What about _vill du dansa_ med mig?Would they be equivalent? "Vad får det lov att vara?" means to me_ what would you like to order, to have_, _what should that be,_ literally. I think this is what they usually say in restaurants.


----------



## Ben Jamin

AutumnOwl said:


> I wouldn't say that "Vad får det lov att vara?" sounds submissive in Swedish. Depending on the tone of the speaker, it can sound quite dismissive, especially if the shop is considered as being posh and the customer doesn't look like the ordinary shoppers in that place.



Of course. I wrote "to a non native Swedish speaker", that is to somebody that hasn't got Swedish as a mother tongue. I never suggested that it would be so for a Swede.


----------



## Den falska sköldpaddan

Ben Jamin said:


> For non native Swedish speakers it sounds extremely submissive, almost as the Japanese polite mood, even if it sounds normal to people born to this idiom.


The reason for this old and strange impersonal construction was that, until a few decades ago, people often wanted to avoid addressing the person with either _ni_, _du_, or the person's title, like "studenten", "lärarinnan" etc. How to address people simply used to be a problem. Things are of course more relaxed now, when we say _du_ to everyone.


----------



## LilianaB

I do not find anything submissive in this expression at all, just being polite.


----------



## Lugubert

LilianaB said:


> What about _vill du dansa_ med mig?Would they be equivalent? "Vad får det lov att vara?" means to me_ what would you like to order, to have_, _what should that be,_ literally. I think this is what they usually say in restaurants.
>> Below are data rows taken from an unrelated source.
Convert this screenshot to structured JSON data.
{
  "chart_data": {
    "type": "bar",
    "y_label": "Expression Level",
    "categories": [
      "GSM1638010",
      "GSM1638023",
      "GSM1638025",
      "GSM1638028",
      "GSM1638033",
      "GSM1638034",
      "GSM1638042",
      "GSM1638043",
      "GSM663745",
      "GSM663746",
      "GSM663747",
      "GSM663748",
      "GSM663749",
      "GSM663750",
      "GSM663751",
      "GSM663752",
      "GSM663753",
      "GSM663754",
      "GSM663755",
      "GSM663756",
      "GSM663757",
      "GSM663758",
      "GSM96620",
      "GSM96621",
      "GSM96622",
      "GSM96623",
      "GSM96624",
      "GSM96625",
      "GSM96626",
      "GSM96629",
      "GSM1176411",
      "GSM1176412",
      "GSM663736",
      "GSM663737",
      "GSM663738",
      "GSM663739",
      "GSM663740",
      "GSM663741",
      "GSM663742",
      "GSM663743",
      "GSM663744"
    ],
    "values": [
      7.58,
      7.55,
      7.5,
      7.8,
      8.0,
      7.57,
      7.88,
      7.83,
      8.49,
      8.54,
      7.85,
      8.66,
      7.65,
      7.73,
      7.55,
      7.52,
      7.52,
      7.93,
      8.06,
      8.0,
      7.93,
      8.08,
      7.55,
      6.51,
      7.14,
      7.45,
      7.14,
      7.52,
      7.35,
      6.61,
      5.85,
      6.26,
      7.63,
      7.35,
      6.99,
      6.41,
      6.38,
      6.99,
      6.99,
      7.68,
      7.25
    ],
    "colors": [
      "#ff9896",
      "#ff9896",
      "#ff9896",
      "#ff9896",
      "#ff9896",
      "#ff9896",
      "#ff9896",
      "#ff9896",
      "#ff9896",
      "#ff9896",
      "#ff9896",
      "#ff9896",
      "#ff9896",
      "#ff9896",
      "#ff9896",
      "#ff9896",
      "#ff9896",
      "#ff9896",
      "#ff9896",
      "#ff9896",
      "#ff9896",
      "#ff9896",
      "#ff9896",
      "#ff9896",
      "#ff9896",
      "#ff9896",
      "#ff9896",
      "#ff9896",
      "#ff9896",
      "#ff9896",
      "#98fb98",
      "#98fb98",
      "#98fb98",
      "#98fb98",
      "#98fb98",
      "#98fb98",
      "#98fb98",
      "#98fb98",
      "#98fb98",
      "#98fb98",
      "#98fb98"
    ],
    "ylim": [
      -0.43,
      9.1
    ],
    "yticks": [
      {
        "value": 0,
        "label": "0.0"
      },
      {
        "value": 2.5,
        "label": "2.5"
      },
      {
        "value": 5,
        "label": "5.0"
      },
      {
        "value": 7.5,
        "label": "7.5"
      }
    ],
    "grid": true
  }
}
In antiquity, the dance question used to be "Får jag lov?"


----------



## LilianaB

The last time went dancing på folkets hus was over twenty years ago, and I do not remember what they were saying. I do not think it would be Får jag lov.   That sounds too ancient, right?


----------



## Lugubert

Ancient, yes, but so am I.


----------



## LilianaB

Oh, now. The expression is nice too.


----------